2. Kedua mata dan kemaluan harus ditutup dengan penutup yang dapat memantulkan cahaya agar
tidak membahayakan retina mata dan sel reproduksi bayi.
3. Bayi diletakkan 8 inci di bawah sinar lampu. Jarak ini dianggap jarak yang terbaik untuk
mendapatkan energi yang optimal.
4. Posisi bayi sebaiknya diubah-ubah setiap 18 jam agar bagian tubuh bayi yang terkena cahaya
dapat menyeluruh.
5. Suhu bayi diukur secara berkala setiap 4-6 jam.
6. Kadar bilirubin bayi diukur sekurang-kurangnya tiap 24 jam.
7. Hemoglobin harus diperiksa secara berkala terutama pada bayi dengan hemolisis.
8. Perhatikan kecukupan cairan tubuh bayi. Bila perlu konsumsi cairan bayi dinaikkan.

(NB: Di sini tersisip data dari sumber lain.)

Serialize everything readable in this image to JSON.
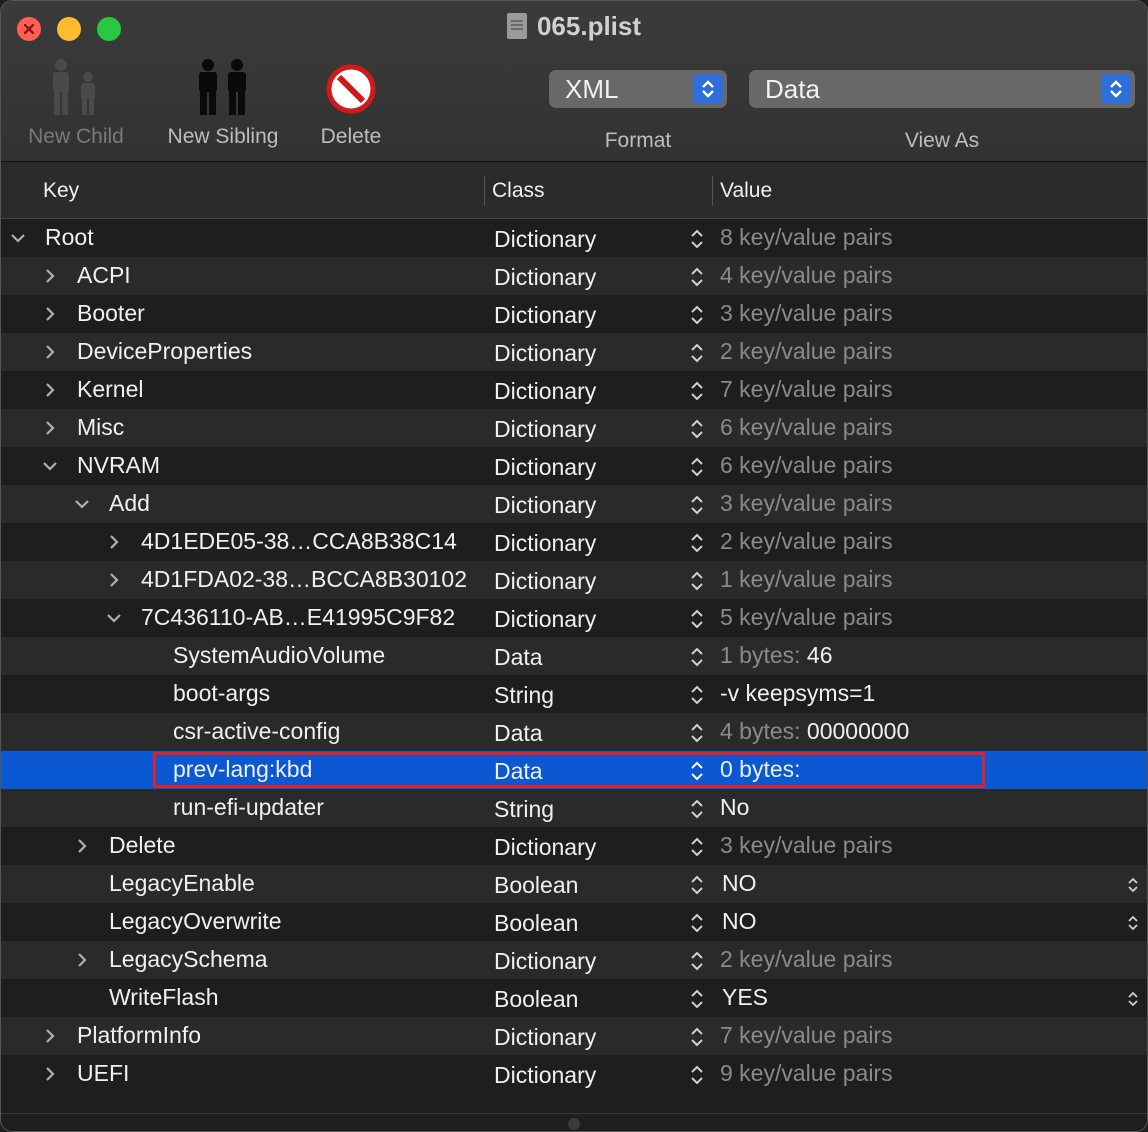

Bila dievaluasi ternyata tidak banyak perubahan pada kadar bilirubin, perlu diperhatikan
kemungkinan lampu yang kkurang efektif, atau ada komplikasi pada bayi seperti dehidrasi,
hipoksia (kekurangan oksigen), infeksi, gangguan metabolisme, dan lain-lain.
KOMPLIKASI APA SAJA YANG DITIMBULKAN OLEH TERAPI SINAR?
Setiap pengobatan selalu akan menimbulkan efek samping. Dlam penelitian yang dilakukan
selama ini, tidak ditemukan pengaruh negatif terapi sinar terhadap tumbuh kembang bayi. Efek
samping hanya bersifat sementara, dan dapat dicegah/diperbaiki dengan memperhatikan tata cara
penggunaan terapi sinar.
Kelainan yang mungkin timbul karena terapi sinar antara lain:
1. Peningkatan kehilangan cairan tubuh bayi. Karena itu pemberian cairan harus diperhatikan
dengan sebaik-baiknya. Bila bayi bisa minum ASI, sesering mungkin berikan ASI.
2. Frekwensi buang air besar meningkat karena hiperperistaltik (gerakan usus yang meningkat).
3. Timbul kelainan kulit yang bersifat sementara pada muka, badan, dan alat gerak.
4. Kenaikan suhu tubuh.
5. Kadang pada beberapa bayi ditemukan gangguan minum, rewel, yang hanya bersifat sementara.
Komplikasi

biasanya

bersifat

ringan

dan

tidak

sebanding

dengan

manfaat

penggunaannya. Karena itu terapi sinar masih merupaka pilihan dalam mengatasi
hiperbilirubinemia pada bayi baru lahir.